Ajie stood by the window and watched the girl in her short dungarees and white T-shirt. And then she walked into the parlor. “Good afternoon, Ma,” she said loudly, startling Ma out of her afternoon dream.
“Mm-hmm,” Ma mumbled, smacking her lips and swallowing. “Afternoon, my daughter, how are you?” She squinted and smiled as if she had any idea who the girl was.
“I am fine, thank you, Ma,” Wendy said, and Ma turned back toward the dining table to see where Paul and Bibi were; in her groggy state, she was assuming the girl was one of Bibi’s friends whom she should know.
“How are your parents?” Ma found herself asking. Bibi left the dining table and came over to Ma and Wendy. Paul had suspended his tape rolling and was watching.
“What were you doing?” Wendy asked, smiling at Bibi as if to say, Let’s just accept that we are good friends already. Her eyes were scanning the framed photographs on the wall as she and Bibi walked back to the dining area. “My name is Wendy.”
Ajie was watching Paul watch Bibi and Wendy. Apart from her sky-blue short dungarees, Wendy had everything else to match: white T-shirt, white sneakers, white socks, and white wristwatch strap.
“Bibi,” Bibi replied. “My name is Bibi. I was just replying to a letter from my friend.” She pulled out one of the dining chairs for Wendy, but the two of them just stood behind the chairs for a moment, and right then Ajie would have loved to call Bibi by her full name; he would have loved to cough out, “Edobibi!” in his thickest Ogba accent, anything that might mar the sweet first impression Bibi seemed so bent on making. He would go on to explain to Wendy, who would be manifestly appalled by such an uncool name, “She was born in the year our house in the village was completed. Her name simply means a place to live, ” and then it would be left to Ma to raise her voice and say, “No. Home . It means home .” But anyway, Bibi beat him to it. “My brother Paul”—she gestured toward Paul, and then turning the other way—“Ajie, my kid brother.”

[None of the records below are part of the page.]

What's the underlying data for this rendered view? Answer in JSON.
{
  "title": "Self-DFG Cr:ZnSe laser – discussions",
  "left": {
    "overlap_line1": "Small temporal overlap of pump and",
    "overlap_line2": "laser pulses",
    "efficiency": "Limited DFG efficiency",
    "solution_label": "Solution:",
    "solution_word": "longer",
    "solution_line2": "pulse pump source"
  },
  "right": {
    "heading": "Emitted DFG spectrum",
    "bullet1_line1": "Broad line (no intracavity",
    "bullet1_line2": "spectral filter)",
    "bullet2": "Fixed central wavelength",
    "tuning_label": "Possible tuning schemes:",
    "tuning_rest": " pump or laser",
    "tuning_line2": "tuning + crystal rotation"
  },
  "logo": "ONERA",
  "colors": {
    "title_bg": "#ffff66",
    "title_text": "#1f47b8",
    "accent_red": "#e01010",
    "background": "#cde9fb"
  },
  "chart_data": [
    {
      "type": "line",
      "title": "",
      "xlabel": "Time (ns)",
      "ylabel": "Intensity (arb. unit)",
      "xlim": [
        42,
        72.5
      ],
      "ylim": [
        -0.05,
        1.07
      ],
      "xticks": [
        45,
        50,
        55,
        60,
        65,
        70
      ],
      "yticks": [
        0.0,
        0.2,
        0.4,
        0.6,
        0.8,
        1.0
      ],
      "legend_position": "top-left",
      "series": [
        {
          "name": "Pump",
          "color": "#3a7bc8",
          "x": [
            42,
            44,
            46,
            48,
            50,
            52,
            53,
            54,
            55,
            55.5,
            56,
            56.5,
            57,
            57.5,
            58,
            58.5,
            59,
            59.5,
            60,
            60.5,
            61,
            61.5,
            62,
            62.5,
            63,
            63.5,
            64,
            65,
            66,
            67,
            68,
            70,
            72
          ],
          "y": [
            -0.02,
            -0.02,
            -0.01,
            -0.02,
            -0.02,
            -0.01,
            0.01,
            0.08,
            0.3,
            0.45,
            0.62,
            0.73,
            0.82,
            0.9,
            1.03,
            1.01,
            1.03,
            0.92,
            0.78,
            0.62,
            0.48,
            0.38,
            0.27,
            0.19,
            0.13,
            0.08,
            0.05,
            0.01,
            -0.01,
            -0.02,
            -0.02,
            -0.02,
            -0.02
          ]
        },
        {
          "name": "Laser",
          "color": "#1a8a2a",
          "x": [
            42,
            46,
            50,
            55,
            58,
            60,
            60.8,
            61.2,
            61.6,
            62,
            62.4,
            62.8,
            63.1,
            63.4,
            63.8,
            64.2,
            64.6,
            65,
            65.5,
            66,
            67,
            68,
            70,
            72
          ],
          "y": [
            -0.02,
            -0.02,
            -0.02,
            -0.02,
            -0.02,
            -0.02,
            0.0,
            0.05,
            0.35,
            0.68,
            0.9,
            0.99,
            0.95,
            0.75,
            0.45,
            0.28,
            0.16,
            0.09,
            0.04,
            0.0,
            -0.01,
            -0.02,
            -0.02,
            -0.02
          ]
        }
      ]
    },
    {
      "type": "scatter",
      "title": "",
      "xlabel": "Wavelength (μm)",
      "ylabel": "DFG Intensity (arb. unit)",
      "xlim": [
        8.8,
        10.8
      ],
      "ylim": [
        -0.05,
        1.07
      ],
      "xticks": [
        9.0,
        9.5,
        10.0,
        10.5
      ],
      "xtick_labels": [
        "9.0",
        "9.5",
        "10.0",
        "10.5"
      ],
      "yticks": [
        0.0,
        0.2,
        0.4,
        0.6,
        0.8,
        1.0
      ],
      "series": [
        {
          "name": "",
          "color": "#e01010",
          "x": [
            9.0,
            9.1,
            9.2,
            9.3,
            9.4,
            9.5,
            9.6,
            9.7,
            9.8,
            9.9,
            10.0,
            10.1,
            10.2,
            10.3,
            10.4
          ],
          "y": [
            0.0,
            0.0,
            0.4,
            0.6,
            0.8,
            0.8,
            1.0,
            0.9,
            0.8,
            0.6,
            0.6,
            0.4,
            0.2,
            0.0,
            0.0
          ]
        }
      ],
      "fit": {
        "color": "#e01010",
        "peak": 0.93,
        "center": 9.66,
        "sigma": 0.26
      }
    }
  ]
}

Kid stung him. The way Bibi delivered it, knowing exactly what she was doing and counting on him to endure the slight until at least the visitor was gone. Ajie snorted, hissed, and swayed in resentment, but no one noticed. Wendy nodded coolly at Ajie, and although Paul was right before her, she waved her fingers hi-yaa and immediately turned to Bibi as if there were something they had to discuss.
“Bibi, won’t you offer your friend something?” Ma asked. “I think we have some soft drinks in the fridge.”
Wendy shook her head at Bibi and winced in a big-girl sort of way, Don’t bother.
“So you are always writing letters to your friends. Who is this one to?” Wendy asked.